Der Atlantische Ozean bei Porto ist nicht gerade beliebt. Scharf weht der Wind, auch im Hochsommer, mächtig sind die Wellen, kühl die Fluten. Zwischen Leuchtturm und Mole ergießt sich der Douro ins Meer. Manchmal auch umgekehrt – bei Flut dreht sich die Fließrichtung, und vor der weltberühmten Ribeira, portugiesisch für Flußufer, wo die Touristen überteuerte Francesinhas essen, eine Art Schinken-Käse-Toast mit Fleisch in Saft, entstehen in diesen Stunden wie aus dem Nichts heraus hübsche kleine Wellen, in denen Teppiche von Meeräschen (Tainhas) schaukeln, maulstarke, unempfindliche Wesen, gierig auf Abfälle.

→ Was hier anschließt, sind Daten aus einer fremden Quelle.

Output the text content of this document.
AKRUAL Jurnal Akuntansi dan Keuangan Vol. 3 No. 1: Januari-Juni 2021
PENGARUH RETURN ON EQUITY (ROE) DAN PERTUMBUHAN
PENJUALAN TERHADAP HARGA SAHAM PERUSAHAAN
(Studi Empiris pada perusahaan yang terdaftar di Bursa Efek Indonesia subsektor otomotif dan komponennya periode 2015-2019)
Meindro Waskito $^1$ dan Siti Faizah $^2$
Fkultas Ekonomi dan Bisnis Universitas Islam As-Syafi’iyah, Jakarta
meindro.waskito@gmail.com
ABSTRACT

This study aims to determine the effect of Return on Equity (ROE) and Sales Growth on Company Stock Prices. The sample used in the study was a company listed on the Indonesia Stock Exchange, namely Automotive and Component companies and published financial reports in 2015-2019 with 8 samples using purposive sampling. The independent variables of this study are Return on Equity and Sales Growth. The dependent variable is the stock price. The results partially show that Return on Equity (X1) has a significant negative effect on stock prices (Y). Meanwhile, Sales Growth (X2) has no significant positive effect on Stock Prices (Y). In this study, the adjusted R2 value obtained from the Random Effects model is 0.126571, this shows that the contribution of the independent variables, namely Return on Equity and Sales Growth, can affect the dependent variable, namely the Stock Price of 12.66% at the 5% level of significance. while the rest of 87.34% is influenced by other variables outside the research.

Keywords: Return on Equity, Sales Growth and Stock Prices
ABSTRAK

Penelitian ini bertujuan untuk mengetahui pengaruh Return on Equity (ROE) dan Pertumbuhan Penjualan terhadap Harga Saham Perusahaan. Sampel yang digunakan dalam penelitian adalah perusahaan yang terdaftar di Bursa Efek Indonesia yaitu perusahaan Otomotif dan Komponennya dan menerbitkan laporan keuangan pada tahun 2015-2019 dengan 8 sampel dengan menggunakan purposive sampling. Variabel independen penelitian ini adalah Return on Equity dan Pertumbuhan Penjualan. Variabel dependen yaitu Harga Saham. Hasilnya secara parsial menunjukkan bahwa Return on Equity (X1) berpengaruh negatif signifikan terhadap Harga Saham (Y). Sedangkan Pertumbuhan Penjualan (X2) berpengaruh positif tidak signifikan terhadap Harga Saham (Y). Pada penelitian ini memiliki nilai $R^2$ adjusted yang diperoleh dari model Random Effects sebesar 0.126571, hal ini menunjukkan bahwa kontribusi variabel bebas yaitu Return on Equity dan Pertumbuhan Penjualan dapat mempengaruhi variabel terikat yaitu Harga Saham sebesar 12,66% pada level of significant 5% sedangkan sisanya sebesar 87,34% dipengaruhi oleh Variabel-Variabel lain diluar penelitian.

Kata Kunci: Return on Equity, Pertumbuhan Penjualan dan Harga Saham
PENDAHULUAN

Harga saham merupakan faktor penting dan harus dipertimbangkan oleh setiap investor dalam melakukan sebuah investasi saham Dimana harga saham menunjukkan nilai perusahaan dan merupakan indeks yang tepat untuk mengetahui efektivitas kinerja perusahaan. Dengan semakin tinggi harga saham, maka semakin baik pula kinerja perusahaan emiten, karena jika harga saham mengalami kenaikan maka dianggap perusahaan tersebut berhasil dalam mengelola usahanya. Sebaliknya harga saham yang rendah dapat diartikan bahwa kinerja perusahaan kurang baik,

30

Porto mit seinen sechs Brücken hinüber nach Vila Nova de Gaia, in die zweitgrößte Stadt Portugals, betreibt nicht nur die historischen Portweinschaluppen, die Rabelos, sondern ist auch Ausgangspunkt für die einzige Reiseform, die den schönsten Fluss der Iberischen Halbinsel erschließt: eine Flusskreuzfahrt. Zum Douro ist zuallererst die für Nicht-Lusitanisten paradoxe Aussprache anzumerken. Man sagt Doh-Ruh. Wer sich das eingeprägt hat, kann vernünftig über den Rest nachdenken. Zum Beispiel über eine Tour zur spanischen Grenze – es gibt in ganz Europa keinen dafür besser geeigneten Strom.

Portwein braucht Fluss. Die Fernão de Magalhães liegt fest vertaut zwischen der fünften und sechsten Brücke, in der Bucht von Quebrantões, abseits des Stadtlärms. Sie gehört Croisi Cruises, einer der beiden Reedereien, die Flusskreuzfahrten bis zur spanischen Grenze anbieten. Schiffbar ist ein Abschnitt von 207 Kilometern. In Spanien, wo der Douro unter Duero läuft, kommen weitere 720 Kilometer dazu, nicht für größere Schiffe geeignet, denn die Spanier errichteten zwar Dämme, aber keine Schleusen.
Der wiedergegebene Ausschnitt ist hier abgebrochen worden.